Error in cvxprob/eliminate

#1

Hi all, here is the buggy code:

cvx_begin
variables c x(13) Y(13,13,m);
expressions K(12,12) A_0(13,13) D(13,13) S(13,13);
minimize(c)
subject to

for i=1:m
   S=S+Y(:,:,i);
end
for k=1:m
   [Y(:,:,k) A(:,:,k);A(:,:,k) A_0]==semidefinite(26);
end

A_0==semidefinite(13);
C*A_0-S==semidefinite(13);
cvx_end

I omit the definition of A_0 and C for clarity. Whenever I run it (let’s call it ProgramA), it returns the following error:

Index exceeds matrix dimensions.

Error in cvxprob/eliminate (line 200)
n_save = nnz(sum(dbCA(:,ineqs~=0)~=0,1)==1+(dbCA(1,ineqs~=0)~=0));

Error in cvxprob/solve (line 17)
[ At, cones, sgn, Q, P, dualized ] = eliminate( prob, true, shim.dualize );

Error in cvx_end (line 79)
    solve( prob );

Error in ProgramA (line 65)
cvx_end

Please do believe me that the third dimension of A(:,:,:slight_smile: is m (ie. there are really m A(:,:,i)). I found a weird thing. If in the for loop wrapping the semidefinite constraints, the upper index is reduced to m-1 from m, or if I delete the constraint “C*A_0-S==semidefinite(13);”, then it runs normally.

Thanks in advance for any possible answer.
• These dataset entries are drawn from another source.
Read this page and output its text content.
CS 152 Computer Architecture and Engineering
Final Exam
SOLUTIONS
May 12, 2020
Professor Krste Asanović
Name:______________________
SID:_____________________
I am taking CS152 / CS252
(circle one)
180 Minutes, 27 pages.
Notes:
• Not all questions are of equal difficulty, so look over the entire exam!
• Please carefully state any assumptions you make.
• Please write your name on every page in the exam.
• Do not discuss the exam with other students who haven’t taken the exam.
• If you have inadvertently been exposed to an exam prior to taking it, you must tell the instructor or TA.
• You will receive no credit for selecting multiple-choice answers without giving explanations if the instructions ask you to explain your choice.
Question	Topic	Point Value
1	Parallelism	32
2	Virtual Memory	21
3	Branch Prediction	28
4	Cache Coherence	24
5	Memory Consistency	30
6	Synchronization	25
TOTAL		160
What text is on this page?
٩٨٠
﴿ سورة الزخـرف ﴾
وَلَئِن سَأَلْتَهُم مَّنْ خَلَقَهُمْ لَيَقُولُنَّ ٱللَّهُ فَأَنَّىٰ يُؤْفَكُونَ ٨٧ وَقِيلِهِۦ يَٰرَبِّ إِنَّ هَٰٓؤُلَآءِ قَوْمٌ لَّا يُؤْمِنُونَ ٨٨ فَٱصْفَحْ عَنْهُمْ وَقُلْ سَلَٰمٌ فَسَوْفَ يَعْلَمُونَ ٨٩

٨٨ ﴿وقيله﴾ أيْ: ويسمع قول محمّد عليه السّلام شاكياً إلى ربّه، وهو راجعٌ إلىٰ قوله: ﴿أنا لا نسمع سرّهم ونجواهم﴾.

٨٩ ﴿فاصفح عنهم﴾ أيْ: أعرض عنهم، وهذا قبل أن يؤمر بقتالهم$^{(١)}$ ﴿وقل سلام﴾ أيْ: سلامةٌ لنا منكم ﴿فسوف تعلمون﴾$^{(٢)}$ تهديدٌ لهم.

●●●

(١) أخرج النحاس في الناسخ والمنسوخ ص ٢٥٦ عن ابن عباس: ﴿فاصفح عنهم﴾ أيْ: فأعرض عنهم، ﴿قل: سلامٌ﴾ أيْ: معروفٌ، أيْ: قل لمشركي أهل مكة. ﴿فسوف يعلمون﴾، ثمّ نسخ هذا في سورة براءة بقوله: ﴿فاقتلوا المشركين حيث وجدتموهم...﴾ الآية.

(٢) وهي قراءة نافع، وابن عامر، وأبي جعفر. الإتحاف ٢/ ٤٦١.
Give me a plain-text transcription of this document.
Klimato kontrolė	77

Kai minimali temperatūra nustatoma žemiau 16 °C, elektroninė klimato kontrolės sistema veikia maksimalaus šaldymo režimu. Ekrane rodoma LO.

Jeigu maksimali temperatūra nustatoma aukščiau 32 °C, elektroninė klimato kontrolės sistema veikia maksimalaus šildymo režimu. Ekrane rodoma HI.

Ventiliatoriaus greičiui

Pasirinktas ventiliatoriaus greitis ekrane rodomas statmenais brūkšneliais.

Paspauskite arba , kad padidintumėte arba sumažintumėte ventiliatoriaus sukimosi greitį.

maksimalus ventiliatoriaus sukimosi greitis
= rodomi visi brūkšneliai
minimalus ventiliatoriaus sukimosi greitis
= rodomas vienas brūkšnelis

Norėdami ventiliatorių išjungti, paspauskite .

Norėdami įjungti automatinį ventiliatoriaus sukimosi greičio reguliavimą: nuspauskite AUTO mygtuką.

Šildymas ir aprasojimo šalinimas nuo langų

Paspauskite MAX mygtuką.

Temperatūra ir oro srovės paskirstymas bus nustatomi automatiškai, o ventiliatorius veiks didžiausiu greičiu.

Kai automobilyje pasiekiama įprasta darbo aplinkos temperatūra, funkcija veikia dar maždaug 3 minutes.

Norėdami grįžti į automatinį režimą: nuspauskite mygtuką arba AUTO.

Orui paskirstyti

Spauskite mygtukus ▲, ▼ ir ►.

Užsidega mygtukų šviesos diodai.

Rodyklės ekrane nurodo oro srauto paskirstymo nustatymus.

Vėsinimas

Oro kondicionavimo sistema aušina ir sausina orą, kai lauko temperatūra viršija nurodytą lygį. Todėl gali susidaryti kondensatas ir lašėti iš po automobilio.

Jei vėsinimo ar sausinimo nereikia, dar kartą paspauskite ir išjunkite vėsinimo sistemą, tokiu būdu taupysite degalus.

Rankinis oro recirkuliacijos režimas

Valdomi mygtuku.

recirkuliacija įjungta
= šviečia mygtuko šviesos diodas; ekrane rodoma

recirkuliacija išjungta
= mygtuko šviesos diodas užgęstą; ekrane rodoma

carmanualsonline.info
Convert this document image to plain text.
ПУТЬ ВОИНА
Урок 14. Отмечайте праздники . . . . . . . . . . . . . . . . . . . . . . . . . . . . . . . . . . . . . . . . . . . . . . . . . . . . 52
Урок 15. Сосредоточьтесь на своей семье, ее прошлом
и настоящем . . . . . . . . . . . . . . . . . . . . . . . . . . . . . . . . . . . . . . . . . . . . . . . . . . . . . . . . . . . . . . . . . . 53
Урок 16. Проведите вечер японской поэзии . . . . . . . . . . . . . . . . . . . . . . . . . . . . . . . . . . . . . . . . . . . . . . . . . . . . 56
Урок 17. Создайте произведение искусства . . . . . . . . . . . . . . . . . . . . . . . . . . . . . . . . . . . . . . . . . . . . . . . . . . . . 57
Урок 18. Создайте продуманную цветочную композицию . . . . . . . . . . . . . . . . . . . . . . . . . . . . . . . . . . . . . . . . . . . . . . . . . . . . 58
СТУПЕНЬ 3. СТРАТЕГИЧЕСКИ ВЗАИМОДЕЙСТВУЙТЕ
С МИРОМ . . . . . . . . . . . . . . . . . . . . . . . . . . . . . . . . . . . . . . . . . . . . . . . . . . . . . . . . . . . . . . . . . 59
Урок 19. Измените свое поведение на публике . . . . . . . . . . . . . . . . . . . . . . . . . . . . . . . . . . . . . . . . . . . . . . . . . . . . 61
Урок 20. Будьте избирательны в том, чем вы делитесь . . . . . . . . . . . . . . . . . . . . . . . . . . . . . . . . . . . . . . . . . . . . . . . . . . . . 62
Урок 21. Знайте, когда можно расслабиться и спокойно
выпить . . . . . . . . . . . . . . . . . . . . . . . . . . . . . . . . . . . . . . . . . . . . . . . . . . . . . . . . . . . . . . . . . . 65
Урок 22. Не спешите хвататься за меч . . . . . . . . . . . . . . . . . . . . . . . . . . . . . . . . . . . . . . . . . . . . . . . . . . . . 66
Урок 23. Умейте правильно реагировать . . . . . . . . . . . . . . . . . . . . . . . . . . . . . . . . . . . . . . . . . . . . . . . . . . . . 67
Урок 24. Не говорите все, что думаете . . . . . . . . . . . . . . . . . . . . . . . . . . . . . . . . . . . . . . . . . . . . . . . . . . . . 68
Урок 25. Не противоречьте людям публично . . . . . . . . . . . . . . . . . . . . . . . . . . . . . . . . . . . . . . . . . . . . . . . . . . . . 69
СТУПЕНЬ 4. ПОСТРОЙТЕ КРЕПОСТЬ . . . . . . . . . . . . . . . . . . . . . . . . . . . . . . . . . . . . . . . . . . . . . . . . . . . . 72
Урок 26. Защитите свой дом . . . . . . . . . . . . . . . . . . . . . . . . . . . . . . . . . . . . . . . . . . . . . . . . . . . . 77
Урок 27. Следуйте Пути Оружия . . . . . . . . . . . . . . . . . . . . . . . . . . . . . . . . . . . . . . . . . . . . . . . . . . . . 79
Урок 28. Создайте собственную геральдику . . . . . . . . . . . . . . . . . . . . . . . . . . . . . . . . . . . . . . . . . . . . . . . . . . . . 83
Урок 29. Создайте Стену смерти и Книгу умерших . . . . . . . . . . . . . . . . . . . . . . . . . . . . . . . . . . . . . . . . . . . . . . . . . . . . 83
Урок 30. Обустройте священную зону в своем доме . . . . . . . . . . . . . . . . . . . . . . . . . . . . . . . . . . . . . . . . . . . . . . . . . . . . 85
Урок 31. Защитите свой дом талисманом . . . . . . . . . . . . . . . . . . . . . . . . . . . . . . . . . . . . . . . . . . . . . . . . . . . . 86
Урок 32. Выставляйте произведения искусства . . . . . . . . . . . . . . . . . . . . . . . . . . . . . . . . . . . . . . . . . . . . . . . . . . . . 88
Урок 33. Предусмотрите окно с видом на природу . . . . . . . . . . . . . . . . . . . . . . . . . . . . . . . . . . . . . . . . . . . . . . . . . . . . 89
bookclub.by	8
Error: inner matrix dimension must agree in cvxprob/eliminate
(Michael C. Grant) #2

Looks like a bug. You should submit this to http://support.cvxr.com

#3

I also encountered a similar error message when adding the following conic constraints:

variable x(numUsers);
variable z(numUsers);
variable w(numUsers);
for idx_user = 1:numUsers 
       z(idx_user) + w(idx_user) == - ee * x(idx_user);
end
norm(z,1) + C * norm(w,2) <= Imax - ChannelGainsHat'*x;

The problem is in the last line of code. Below is the error message:

Error using  
Inner matrix dimensions must agree.
Error in cvxprob/eliminate (line 131)
            P       = P * cvx_invert_structure( xR );
Error in cvxprob/solve (line 17)
[ At, cones, sgn, Q, P, dualized ] = eliminate( prob, true, shim.dualize );
Error in cvx_end (line 79)
        solve( prob );
Error in solve_parametric (line 97)
cvx_end

Could you please suggest a workaround? Thank you!